A WOMAN has described how she was asked to cover up by flight staff before boarding a Thomas Cook flight because her outfit was “causing offence”.

Emily O’Connor was left 'shaking and upset' after staff threatened to remove her from a Birmingham flight to Tenerife because of her “inappropriate” outfit.

The 21-year-old, who was wearing high-waisted trousers and a crop top, was surrounded by the flight manager and four staff on the flight.

“Thomas Cook told me that they were going to remove me from the flight if I didn’t “cover up” as I was “causing offence” and was “inappropriate”,” O’Connor said on Twitter.

“They announced that I was offensive and inappropriate in front of the whole flight.

“I was physically shaking, and they could see that, yet they continued to sexualise and ridicule me.

“It was the worst experience of my life.”

O’Connor had already gone through security and passport control when she was approached by a member of staff on the flight.

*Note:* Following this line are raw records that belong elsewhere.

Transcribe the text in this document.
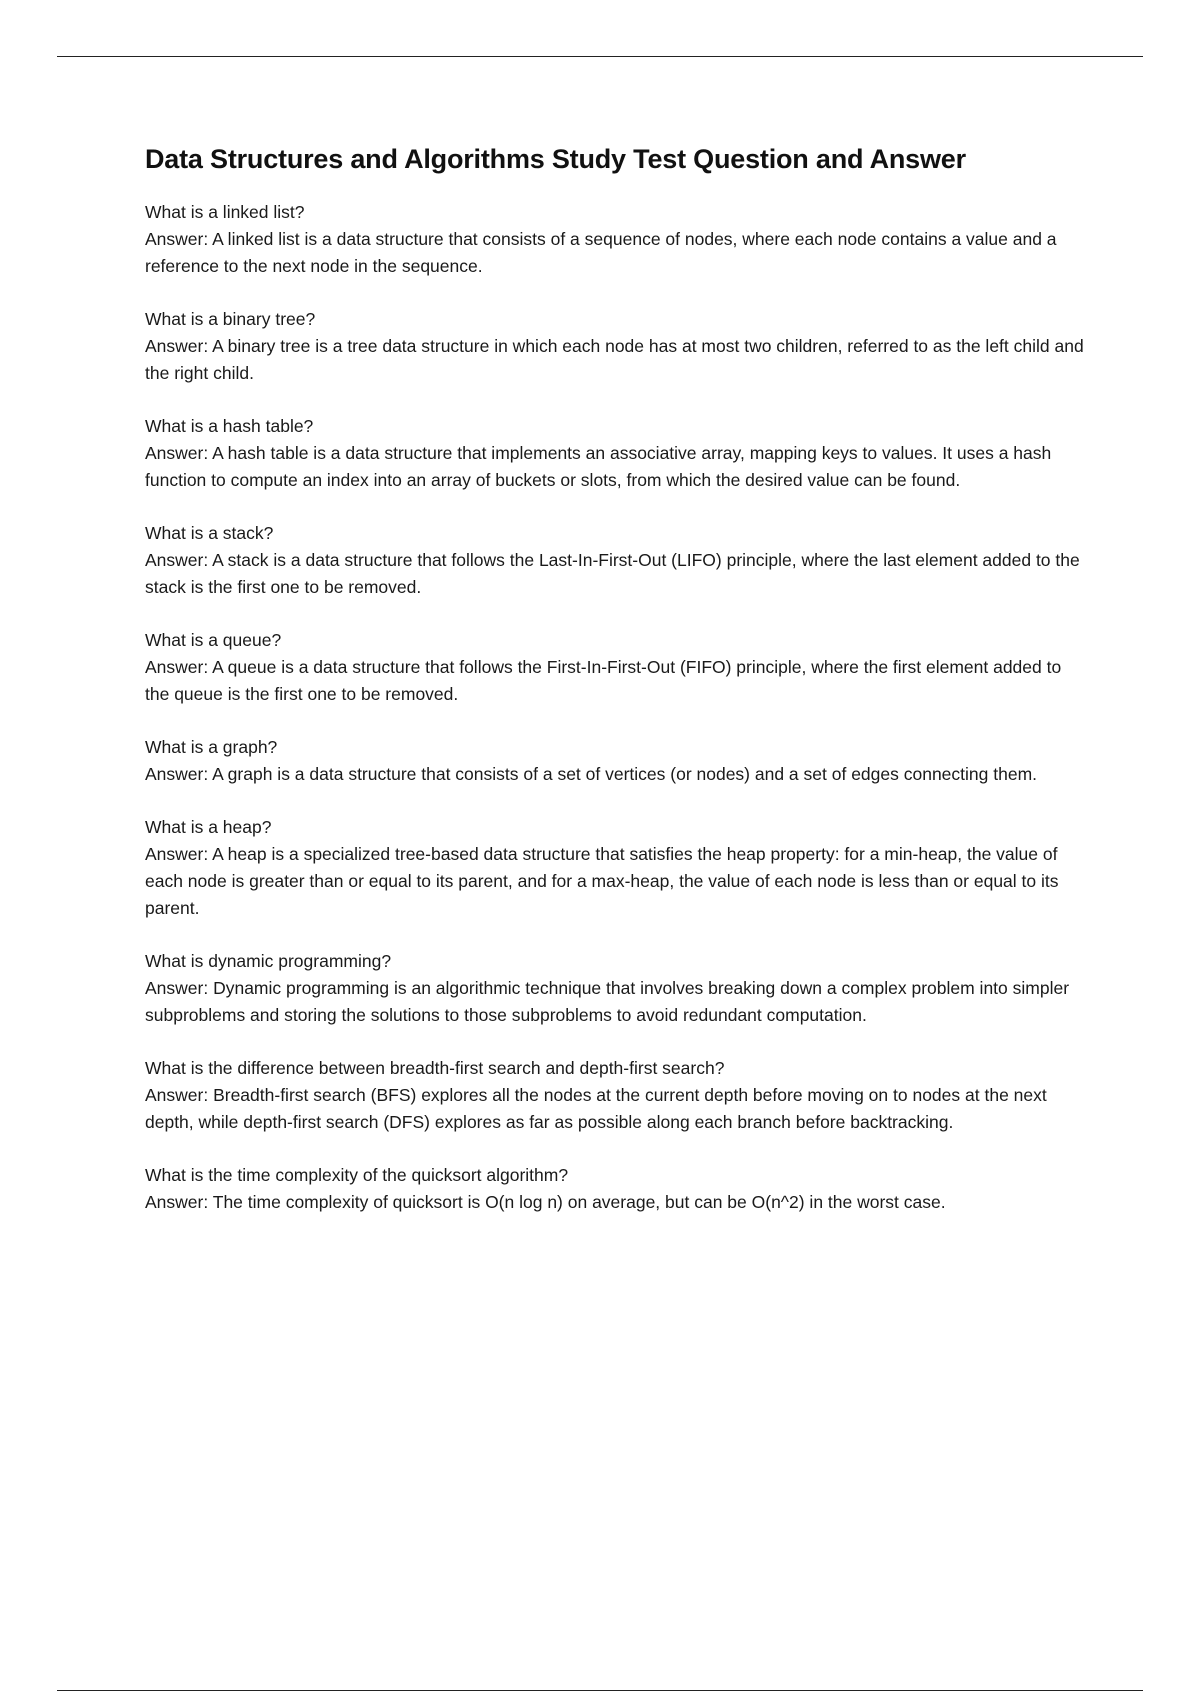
Data Structures and Algorithms Study Test Question and Answer

What is a linked list?

Answer: A linked list is a data structure that consists of a sequence of nodes, where each node contains a value and a reference to the next node in the sequence.

What is a binary tree?

Answer: A binary tree is a tree data structure in which each node has at most two children, referred to as the left child and the right child.

What is a hash table?

Answer: A hash table is a data structure that implements an associative array, mapping keys to values. It uses a hash function to compute an index into an array of buckets or slots, from which the desired value can be found.

What is a stack?

Answer: A stack is a data structure that follows the Last-In-First-Out (LIFO) principle, where the last element added to the stack is the first one to be removed.

What is a queue?

Answer: A queue is a data structure that follows the First-In-First-Out (FIFO) principle, where the first element added to the queue is the first one to be removed.

What is a graph?

Answer: A graph is a data structure that consists of a set of vertices (or nodes) and a set of edges connecting them.

What is a heap?

Answer: A heap is a specialized tree-based data structure that satisfies the heap property: for a min-heap, the value of each node is greater than or equal to its parent, and for a max-heap, the value of each node is less than or equal to its parent.

What is dynamic programming?

Answer: Dynamic programming is an algorithmic technique that involves breaking down a complex problem into simpler subproblems and storing the solutions to those subproblems to avoid redundant computation.

What is the difference between breadth-first search and depth-first search?

Answer: Breadth-first search (BFS) explores all the nodes at the current depth before moving on to nodes at the next depth, while depth-first search (DFS) explores as far as possible along each branch before backtracking.

What is the time complexity of the quicksort algorithm?

Answer: The time complexity of quicksort is O(n log n) on average, but can be O(n^2) in the worst case.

She even asked everyone else on the flight “if I was offending anyone” and “no-one said a word.”

However, when the manager went to get her bag, a man reportedly shouted shouted “Shut up you pathetic woman. Put a f*cking jacket on” and, according to O’Connor, “the staff said nothing to him”.

“I was given a jacket by my cousin sitting at the front of the plane and they did not leave until I physically put it on,” she said.

“They made comments over the speaker about the situation and left me shaking and upset on my own.”

O’Connor has garnered plenty of support online after publicising her experience.
Thomas Cook has also issued an apology, saying they “could have handled the situation better”.

"It's clear we could have handled the situation better. In common with most airlines, we have an appropriate clothing policy.

“This applies equally to men and women of all ages without discrimination. Our crews have the difficult task of implementing that policy and don't always get it right."